Okay...I am going to get this issue settled for all time! Rich and I cannot agree and of course, mom stays out of it. So, you decide.....please participate in the poll below!
Okay folks, we are going to decide once and for all who was the best defender!
Which of us was the wisest in defending his family from the Boogeyman?See results without voting
As far back as I can remember, my parents were always there to pick up the pieces from the messes and bad choices I made. Although I always had a good relationship with my parents and never did some of the things I hear children today do, like beating, stealing, and hurting their parents, it wasn't always smooth sailing. But, one thing I did learn is respect and to listen to your elders! I didn't always do that, but looking back, I see the times that I did NOT listen to my parents or take their advice, I ended up in a big mess of some kind. I am grateful that they just didn't turn their backs on me when I did these things! Patience was definitely something they both learned and lived!
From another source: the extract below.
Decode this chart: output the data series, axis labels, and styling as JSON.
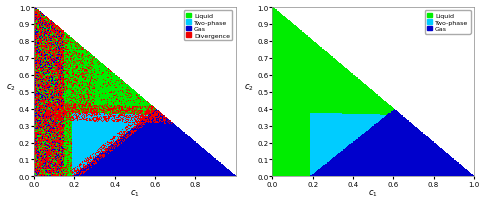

My father is no longer with me. He passed away
in 1993 suddenly from a heart problem shortly (1 week) after I got married. I
was totally devastated over this sudden loss and since I was living over 2000
miles away at that time, Olympia, Washington, I was worried about my mother being alone now. My parents were approaching their 50th wedding anniversary, so I knew my mom was going to just fall apart! I moved back to St. Louis a few months later. Both mom and dad lived through the Depression, 2 major wars, and know they were stronger for living
through those times. But the loss of a spouse after 40+ years was the worst! Although my father is gone, he left me with so much...his strange humor, funny sarcastic remarks, his jokes, but also his wisdom and love. I will treasure the memories and will keep them in my heart forever! Thanks Dad!!!!
I just pray that all of you think about your parents! If they are still alive, I pray you will treasure them for the rest of their lives! If your relationship isn't good, contact them and ask for their forgiveness before it is too late. Once they are gone from your life, you will regret not re-establishing your relationship. No need to point fingers, just show them the love and affection they deserve and gave to you! Believe me, all of us were no angels!!! It is never too late!
So, my friends, honor and show your love to your parents every single day. Your mother brought you into this world and raised you with or without a father. It doesn't matter, honor and treasure which ever parent you have! You won't be sorry!